For as long as any of us can remember, our chronological age has been front and center in our lives. It started with birthday parties when we were very young and, probably thanks to the greeting card industry, birthday celebrations continue as long as we live – and sometimes beyond. Just last month, some family members and I celebrated that my father would have been 110 on his birthday this year.
The list of age-dependent restrictions and exclusions is long and powerful: school eligibility, driver licenses, alcohol purchase, tobacco purchase, incarceration protocols, athletic participation, credit card worthiness, car rental eligibility, and so on. And at the upper end we have social security and Medicare, certain types of housing, approved medical tests, etc.
After witnessing some startling incongruities in how people in my own life were managing the demands of living at different points in their lives, I became intrigued by the idea of looking at people as being in a certain phase or stage of life. I find it quite striking that I have one friend running marathons and playing tennis in his late 80s and another who is housebound by rheumatoid arthritis at 68. My (then) best friend and the matron of honor at my wedding was 66 when she was diagnosed with early-onset Alzheimers, while an 87-year old friend is today the founder and leader of a global positive aging movement and is preparing for a cross-country move with her partner as I write this.
Our society has always needed some way to measure eligibility or worthiness or necessity, and so far chronological age has worked for us. But does it still? Now that people are routinely living into their 90s and 100s, we might consider framing the passages of our lives in a different way. So, when the opportunity to review a new book on alternative ways of looking at our lifespan was offered to me, I grabbed it. The book is the just-released Stage (Not Age) by Susan Golden.
I was hoping for a paradigm-shattering work that offered evidence and examples of how we live life in stages, not according to preconceived notions of how a 40-something or an 80-something should act. In the first third of the book, Ms. Golden offers some excellent ideas on how to do just that. However, the lion’s share of Stage (Not Age) is actually more about how businesses should market to people in different stages of life. It reminded me a lot of Ken Dychtwald’s 2020 book, What Retirees Want.

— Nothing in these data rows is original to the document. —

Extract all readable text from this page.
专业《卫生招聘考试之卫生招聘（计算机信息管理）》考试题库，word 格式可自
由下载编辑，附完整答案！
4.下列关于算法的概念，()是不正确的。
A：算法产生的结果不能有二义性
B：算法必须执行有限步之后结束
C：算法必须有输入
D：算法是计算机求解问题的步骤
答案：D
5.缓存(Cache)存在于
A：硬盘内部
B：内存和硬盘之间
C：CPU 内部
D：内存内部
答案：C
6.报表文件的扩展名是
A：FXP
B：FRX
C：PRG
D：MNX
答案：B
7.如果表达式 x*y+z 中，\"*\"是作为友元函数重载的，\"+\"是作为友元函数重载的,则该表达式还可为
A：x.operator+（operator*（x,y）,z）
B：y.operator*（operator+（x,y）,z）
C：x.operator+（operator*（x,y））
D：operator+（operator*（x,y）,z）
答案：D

Even though I was put off by the ultimate direction of Stage (Not Age), it is very well researched and written and deserves credit in its own right. The first part of the book is devoted to separating lifespan (an age concept) from healthspan (a stage concept). Ms. Golden does a good job of presenting the statistics on longevity and the factors that serve to increase longevity and those that hinder it. She maps out 18 stages of life and groups them into four categories: 1) Growth stages, 2) Career and family stages, 3) Reinvention stages, and 4) Closing stages. As one would expect with a book that is predominantly on aging, her main focus is on the latter two stages. She urges her audience to begin to think differently about all of these stages. She also does a good job of stressing the harm that ageist attitudes and language do to people in all walks and stages of life.
In order for her readers to better understand the different stages and how they play out with people of different backgrounds and advantages, Ms. Golden offers a number of examples. She carefully points out how people of the exact same age can be at very different stages of the healthspan.
After she acquaints us with the stages, she helps us see the ways in which people in these different stages have unique needs and are receptive to very different products and services. Fully two-thirds of the book is then devoted to a better understanding of how to target a business to the right people at the right point in their lives. Again, she employs excellent examples and case studies to help her readers understand exactly how to do the stage targeting she recommends. She pinpoints mainstream companies like Merrill Lynch, NikeNKE +0.2%, and Warby Parker to illustrate how they used the lens of ‘stage’ to get their marketing just right for the products and services they promoted. She also tags new innovative companies like UpsideHoM and Papa to illustrate creative, out-of-the-box ways companies are offering attractive services to people in later stages of life that involve challenges like aging in place and avoiding loneliness and isolation.
In the end, my assessment of this book is that it would be an excellent text for a marketing class or a great read for someone looking for just the right business to start. Ms. Golden has done an extremely thorough job of considering all the variables in the marketing equation. However, the first section, titled “Understanding Longevity,” could easily stand as a separate work entirely. It is the book I wanted to read and I found great value in reading just that part. The rest is marketing 101 on steroids!
All in all, Stage (Not Age) is a worthy entry to the growing lexicon of literature on aging and older adults.